UK Won’t Target ‘Consensual and Legal Activities’ for Obscenity Prosecution
LONDON – The United Kingdom’s Crown Prosecution Service has confirmed media reports that pornography depicting consensual, otherwise legal sex acts between adults which are intended for an adult audience will no longer be prosecuted under the UK’s Obscene Publications Act.
“It is not for the CPS to decide what is considered good taste or objectionable,” a CPS spokesperson said. “We do not propose to bring charges based on material that depicts consensual and legal activity between adults, where no serious harm is caused and the likely audience is over the age of 18.”
This is not to say the CPS will cease all obscenity prosecutions, as the CPS spokesperson also made clear, adding that the CPS “will, however, continue to robustly apply the law to anything which crosses the line into criminal conduct and serious harm.”
The spokesperson’s reference to “criminal conduct and serious harm” is was significant, in that under §63 of the Criminal Justice and Immigration Act 2008, the definition of illegal “extreme pornographic images” includes images which portray “in an explicit and realistic way… an act which threatens a person’s life (or) which results, or is likely to result, in serious injury to a person’s anus, breasts or genitals.”
Although this language paired with the spokesperson’s comments appears to leave some room for the CPS to bring obscenity charges in relation to depictions of consensual sex acts between adults if the depictions run afoul of the above statutory definitions, British solicitor Myles Jackman said the policy change represents the most substantial change to the UK’s obscenity crime policy in decades.
“For producers and consumers of consensual adult pornography in the UK this represents a positive change in the obscenity ceiling, meaning BDSM, watersports, squirting, fisting and other fetishes that are consensual and otherwise legal, are now legal to produce and distribute for the first time,” Jackman told YNOT.
In comments reported earlier by The Guardian, Jackman said that “in free speech and privacy terms, these changes represent the most significant public changes of attitude by an institution of the state towards consensual adult sexual content since the Wolfenden Report in 1957. In principle, anything which is legal to consent to doing is now legal to consent to distribute images of, providing the likely audience is over the age of 18. The law has finally caught up with social standards.”
The caveat of “providing the likely audience is over the age of 18” is an interesting one as well, given that the UK is just weeks away from starting enforcement of its age-verification requirements under the Digital Economy Act.
Originally planned to take effect in April 2018, late last year the UK government delayed the implementation of the age-verification measures again, saying it was anticipated the requirements would be in force by Easter of this year.
When that delay was announced, Margot James, the Minister of State for the Department for Digital, Culture, Media and Sport, also fielded questions about the possibility of extending the requirements to social media sites and platform, as well.

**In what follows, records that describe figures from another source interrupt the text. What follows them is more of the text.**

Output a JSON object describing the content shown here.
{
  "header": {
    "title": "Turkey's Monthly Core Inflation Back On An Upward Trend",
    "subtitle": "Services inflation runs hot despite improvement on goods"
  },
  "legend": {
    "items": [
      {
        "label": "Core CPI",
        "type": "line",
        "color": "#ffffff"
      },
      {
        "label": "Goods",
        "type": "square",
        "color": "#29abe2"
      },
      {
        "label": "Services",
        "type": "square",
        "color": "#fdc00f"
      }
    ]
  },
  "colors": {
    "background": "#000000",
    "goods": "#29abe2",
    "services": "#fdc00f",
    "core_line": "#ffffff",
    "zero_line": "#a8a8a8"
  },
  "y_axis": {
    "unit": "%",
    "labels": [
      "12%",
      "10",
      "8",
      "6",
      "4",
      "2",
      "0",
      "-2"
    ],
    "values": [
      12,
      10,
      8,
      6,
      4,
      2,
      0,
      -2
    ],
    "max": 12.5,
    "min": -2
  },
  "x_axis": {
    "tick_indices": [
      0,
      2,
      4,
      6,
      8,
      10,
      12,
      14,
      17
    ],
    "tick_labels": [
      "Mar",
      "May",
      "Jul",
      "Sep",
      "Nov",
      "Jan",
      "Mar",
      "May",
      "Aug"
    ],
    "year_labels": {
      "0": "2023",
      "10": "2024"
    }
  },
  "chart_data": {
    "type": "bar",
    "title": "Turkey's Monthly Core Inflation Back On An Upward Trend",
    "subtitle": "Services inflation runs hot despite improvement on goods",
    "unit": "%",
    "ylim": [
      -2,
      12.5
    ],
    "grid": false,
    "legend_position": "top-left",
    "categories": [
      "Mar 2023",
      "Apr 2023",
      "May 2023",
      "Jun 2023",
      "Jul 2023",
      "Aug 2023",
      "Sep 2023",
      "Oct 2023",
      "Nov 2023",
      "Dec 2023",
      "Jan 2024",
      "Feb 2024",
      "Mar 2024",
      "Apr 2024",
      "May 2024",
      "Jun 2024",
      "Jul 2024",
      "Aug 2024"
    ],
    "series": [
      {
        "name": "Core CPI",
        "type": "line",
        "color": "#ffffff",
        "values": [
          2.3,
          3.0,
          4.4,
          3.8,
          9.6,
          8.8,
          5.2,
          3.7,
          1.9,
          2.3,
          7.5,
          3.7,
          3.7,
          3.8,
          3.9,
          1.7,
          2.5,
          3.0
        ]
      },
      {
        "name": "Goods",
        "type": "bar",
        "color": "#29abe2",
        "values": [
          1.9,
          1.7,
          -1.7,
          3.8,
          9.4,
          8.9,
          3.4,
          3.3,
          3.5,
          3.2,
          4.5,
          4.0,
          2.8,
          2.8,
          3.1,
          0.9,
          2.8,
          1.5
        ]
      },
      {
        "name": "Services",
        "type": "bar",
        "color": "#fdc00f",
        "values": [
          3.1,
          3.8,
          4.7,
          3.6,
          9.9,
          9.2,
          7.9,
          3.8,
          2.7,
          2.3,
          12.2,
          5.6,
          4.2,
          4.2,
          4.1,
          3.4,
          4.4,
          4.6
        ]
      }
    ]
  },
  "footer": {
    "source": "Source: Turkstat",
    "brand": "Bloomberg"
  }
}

“We have decided to start with the commercial operations while we bring in the age verification techniques that haven’t been widely used to date,” James said at the time. “We will keep a watching brief on how effective those age verification techniques turn out to be with the commercial (adult content) providers. We will also keep a close eye on how social media platforms develop in terms of the extent of pornographic material on those platforms, particularly if they are platforms that appeal to children.”